The domination of our political processes--including the appointment of judges to state and federal benches--is the real threat. The proposals to interfere with judicial independence is nothing less than a power grab by the legislative branch... similar to that which we have witnessed by the executive branch under George W. Bush.

But this year's speech showed how committed Ginsburg has become to the use of foreign legal materials since her appointment to the Supreme Court by President Bill Clinton in 1993.

While emphasizing that the rulings and reasoning of non-U.S. courts are not "controlling authorities," she told the South African audience that foreign law can be a useful source of common standards of fairness. The Supreme Court's citation of them shows "comity and a spirit of humility" toward other countries, she said.

The reasoning is in keeping with my points made above...

On the Supreme Court, Ginsburg's view is backed, to one degree or another, by Justices John Paul Stevens, Anthony M. Kennedy, Stephen G. Breyer and David H. Souter.

Seeing Stevens and Keenedy on this list is a bit surprising...

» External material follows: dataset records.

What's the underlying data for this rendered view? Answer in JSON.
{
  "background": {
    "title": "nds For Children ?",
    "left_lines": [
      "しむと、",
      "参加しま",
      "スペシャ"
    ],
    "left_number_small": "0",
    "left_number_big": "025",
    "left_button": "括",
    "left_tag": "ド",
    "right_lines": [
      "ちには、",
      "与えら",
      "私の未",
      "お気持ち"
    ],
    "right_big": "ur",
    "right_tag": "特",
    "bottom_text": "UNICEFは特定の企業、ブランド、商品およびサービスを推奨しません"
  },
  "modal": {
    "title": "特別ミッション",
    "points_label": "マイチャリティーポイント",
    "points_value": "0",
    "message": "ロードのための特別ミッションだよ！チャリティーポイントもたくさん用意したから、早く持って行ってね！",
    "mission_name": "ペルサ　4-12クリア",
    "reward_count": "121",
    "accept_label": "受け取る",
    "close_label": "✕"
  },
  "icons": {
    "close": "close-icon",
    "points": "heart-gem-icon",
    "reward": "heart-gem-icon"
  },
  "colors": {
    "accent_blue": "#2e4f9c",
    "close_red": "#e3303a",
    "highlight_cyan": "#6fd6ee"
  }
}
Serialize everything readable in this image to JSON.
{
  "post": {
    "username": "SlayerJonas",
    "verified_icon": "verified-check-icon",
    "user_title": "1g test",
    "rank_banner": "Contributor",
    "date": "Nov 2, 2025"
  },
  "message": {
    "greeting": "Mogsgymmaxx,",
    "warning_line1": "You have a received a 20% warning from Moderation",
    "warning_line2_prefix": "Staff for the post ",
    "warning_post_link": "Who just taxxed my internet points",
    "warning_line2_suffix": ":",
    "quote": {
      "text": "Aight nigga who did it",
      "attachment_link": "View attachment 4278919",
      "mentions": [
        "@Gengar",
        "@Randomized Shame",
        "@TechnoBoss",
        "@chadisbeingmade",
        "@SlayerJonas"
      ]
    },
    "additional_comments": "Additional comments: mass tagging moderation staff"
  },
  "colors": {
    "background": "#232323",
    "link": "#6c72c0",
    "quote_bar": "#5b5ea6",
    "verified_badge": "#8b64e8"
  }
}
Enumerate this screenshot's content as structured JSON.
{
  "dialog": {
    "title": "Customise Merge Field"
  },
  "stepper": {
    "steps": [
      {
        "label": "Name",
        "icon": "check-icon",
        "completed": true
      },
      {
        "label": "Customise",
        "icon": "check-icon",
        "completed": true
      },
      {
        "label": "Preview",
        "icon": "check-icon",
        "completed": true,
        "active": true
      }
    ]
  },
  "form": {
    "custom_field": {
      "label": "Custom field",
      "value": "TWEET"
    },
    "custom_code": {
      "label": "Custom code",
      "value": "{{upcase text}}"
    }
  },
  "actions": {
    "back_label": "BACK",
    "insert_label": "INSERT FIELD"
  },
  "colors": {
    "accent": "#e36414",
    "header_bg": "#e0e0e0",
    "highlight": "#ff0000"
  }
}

It is strongly opposed by Justices Antonin Scalia and Clarence Thomas. The court's two newest members, Chief Justice John G. Roberts Jr. and Justice Samuel A. Alito Jr., have not yet written opinions in cases involving foreign law, but both voiced objections to its use at their confirmation hearings.

Thomas is not, and never has been, an original thinker. He has historically let his "little justice" or Justices Scalia (or Chief Justice Rhenquist when he was alive) do his thinking. Scalia has demonstrated his disdain for the Constitution, precedent and his own falre for his version of judicial activism. Alito is an ultra-conservative ideologue that lines up with Scalia as a matter of remote control... and the "jury" is still out in regard to our newest Chief Justice.